When does a sportsperson become a ‘great’? Is it when he scales peaks that were thought to be insurmountable? Is it when he has pushed the boundaries so far it seems they can’t be pushed anymore? Is it when his peers stop seeing him as a competitor and cite him as their role model?
All of this and more is true for Federer. And it’s not true now. It has been true for years. It had been true before this decade even began. Federer had completed the career Grand Slam, the ultimate holy grail in tennis. He had dominated the sport longer than anyone else, he had broken all the records they thought never could be broke.
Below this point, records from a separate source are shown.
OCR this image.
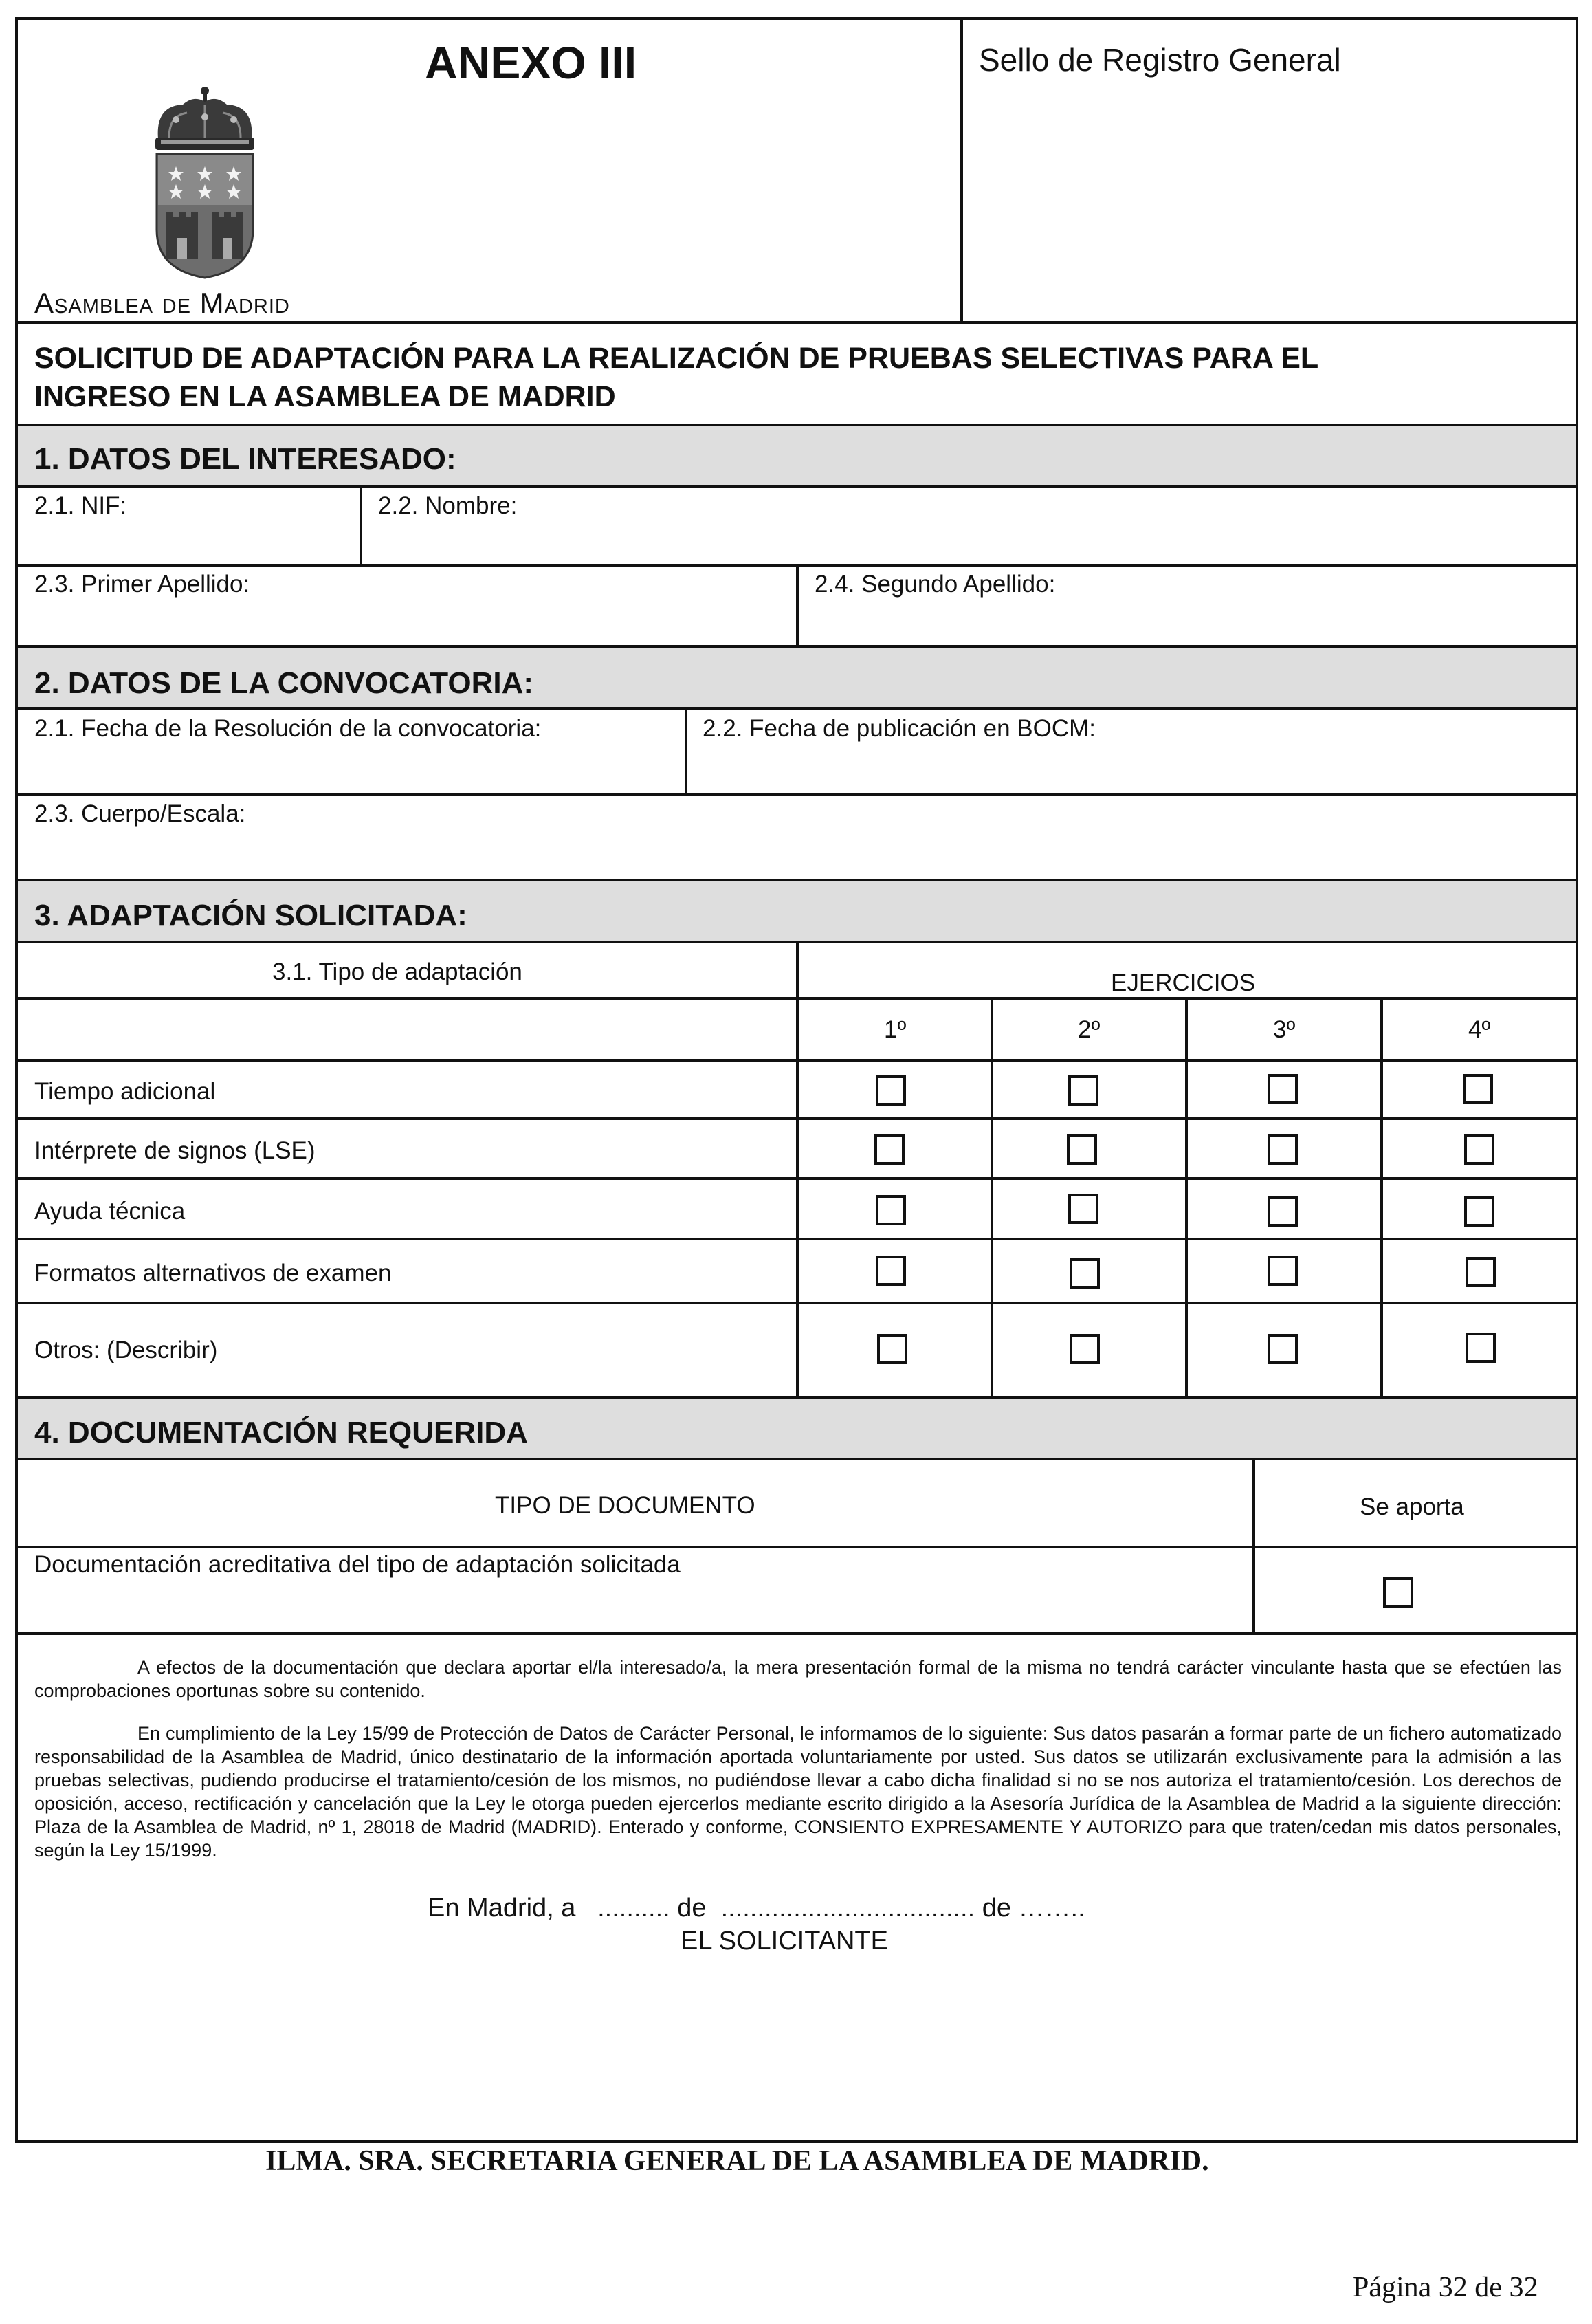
ANEXO III
Asamblea de Madrid
Sello de Registro General
SOLICITUD DE ADAPTACIÓN PARA LA REALIZACIÓN DE PRUEBAS SELECTIVAS PARA EL
INGRESO EN LA ASAMBLEA DE MADRID
1. DATOS DEL INTERESADO:
2.1. NIF:	2.2. Nombre:
2.3. Primer Apellido:	2.4. Segundo Apellido:
2. DATOS DE LA CONVOCATORIA:
2.1. Fecha de la Resolución de la convocatoria:	2.2. Fecha de publicación en BOCM:
2.3. Cuerpo/Escala:
3. ADAPTACIÓN SOLICITADA:
3.1. Tipo de adaptación	EJERCICIOS
1º	2º	3º	4º
Tiempo adicional
Intérprete de signos (LSE)
Ayuda técnica
Formatos alternativos de examen
Otros: (Describir)
4. DOCUMENTACIÓN REQUERIDA
TIPO DE DOCUMENTO	Se aporta
Documentación acreditativa del tipo de adaptación solicitada
A efectos de la documentación que declara aportar el/la interesado/a, la mera presentación formal de la misma no tendrá carácter vinculante hasta que se efectúen las comprobaciones oportunas sobre su contenido.
En cumplimiento de la Ley 15/99 de Protección de Datos de Carácter Personal, le informamos de lo siguiente: Sus datos pasarán a formar parte de un fichero automatizado responsabilidad de la Asamblea de Madrid, único destinatario de la información aportada voluntariamente por usted. Sus datos se utilizarán exclusivamente para la admisión a las pruebas selectivas, pudiendo producirse el tratamiento/cesión de los mismos, no pudiéndose llevar a cabo dicha finalidad si no se nos autoriza el tratamiento/cesión. Los derechos de oposición, acceso, rectificación y cancelación que la Ley le otorga pueden ejercerlos mediante escrito dirigido a la Asesoría Jurídica de la Asamblea de Madrid a la siguiente dirección: Plaza de la Asamblea de Madrid, nº 1, 28018 de Madrid (MADRID). Enterado y conforme, CONSIENTO EXPRESAMENTE Y AUTORIZO para que traten/cedan mis datos personales, según la Ley 15/1999.
En Madrid, a   .......... de  ................................... de ……..
EL SOLICITANTE
ILMA. SRA. SECRETARIA GENERAL DE LA ASAMBLEA DE MADRID.
Página 32 de 32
Not only did he collect trophies, the manner in which he collected them left everyone gasping. His shots were likened to a liquid whip. His movements were like poetry in motion. While his opponents had the best seat in the house to enjoy watching him float like a butterfly, they were also left wincing in pain when he stung like a bee. By all definitions of the word ‘great’, Federer was great a decade ago.
But here we are, still writing odes to the man as he turns 36 today, an age when most tennis players happily pick up a racquet a few times a year to play exhibition matches. Federer also isn’t picking up the racquet too often, but when he does, he does it to win titles. The biggest titles in his sport.
And it is not easy to write about Federer. Language is a construct of the human mind. How can something created by regular human beings perfectly describe someone who is anything but regular? Where words fail, pictures help make a better point.
So here’s a picture.
This was at Wimbledon last year, Federer was up against Milos Raonic of Canada. He had allowed Raonic to come back from a one-set deficit to take the match to a deciding fifth set. And in that fifth set, while trying to reach a backhand, Federer slipped, and fell awkwardly, hurting his knees.
A tennis photographer had once remarked,“there are no inelegant frames of Roger Federer.” Now there was one. Making it more unbelievable was the fact that it happened at the Centre Court at Wimbledon, a place that Federer has owned over the years. He lords over the Centre Court more than VVS Laxman lorded over the Eden Gardens. And in the semifinal, where he hadn’t ever lost in 10 previous attempts.
And it’s not that athletes do not lose balance inside an arena, what made that frame rare was that it never really happens to Federer. He is not known to walk and run around like regular athletes. On the court, he moves like no other tennis player, or like any kind of sportsperson for that matter. He merely tiptoes like a ballerina, gliding over the court, staying at a certain point and holding a certain pose for exactly the required duration. Not an instant more, not an instant less.
Unsurprisingly, the Centre Court was aghast. Wimbledon’s favourite son was lying bang in the middle of the green lawn. They weren’t sure if he could get up. Federer too was visibly embarrassed, and immediately buried his head, as if trying to hide from the people. But there was nowhere he could hide. Tennis experts around the world had called Federer finished many times in the past, and were proved wrong almost every time. This time, after his awkward tumble on the Centre Court, they were sure.
Soon after he lost that match, Federer announced that he would take the rest of the season off to give his knee time to recover. Taking a six-month break can be detrimental to any sportsman’s career. For a 35-year-old man playing a game as physically demanding as tennis, it meant the end. 35 is not the age where your body heals back to the levels of fitness needed to compete at the highest level.
Even his most loyal fans, who considered Federer a favourite to win every Grand Slam, had now lost all hopes of an 18th Grand Slam title and were happy celebrating the previous 17.
But that is where the genius of Roger Federer lies. He not only made a comeback six months later, he made a comeback no one, himself included, could have dreamt of. The first major tournament he played in six months was a Grand Slam, and he won it. He defeated four top-10 players on his way to victory, something he had never done before. The last three matches he won were five setters, marking the first time in his career he won three straight five setters in a Grand Slam.
Throughout his career, Federer had set ridiculously high standards for himself. And here he was, towards the end of his career, still raising the bar for himself. As if the bar already wasn’t in the stratosphere, he only pushed it further. He went on to win Wimbledon, the first time in five years, fourteen full years after he first won it. And this time he did it without dropping a set, the first time in 41 years someone did it at Wimbledon.
And not only did he annihilate his opponents, he made sure they enjoyed the annihilation. They could only smile and watch as Federer destroyed them with his magic, waving that Wilson wand like only he can,
And as he turns 36 today, he is essentially redefining what he meant for the world. We thought he was the greatest tennis player ever. He is telling us he is much more than that. At 36, he is still evolving, still improving. We thought his best years were behind him. He is asking us to look forward, maybe his best hasn’t even come yet. That’s not something you usually say for athletes when they are nearing the end of their career. But then, there’s nothing usual about Roger Federer.
Happy Birthday, Roger! May the grass always be green.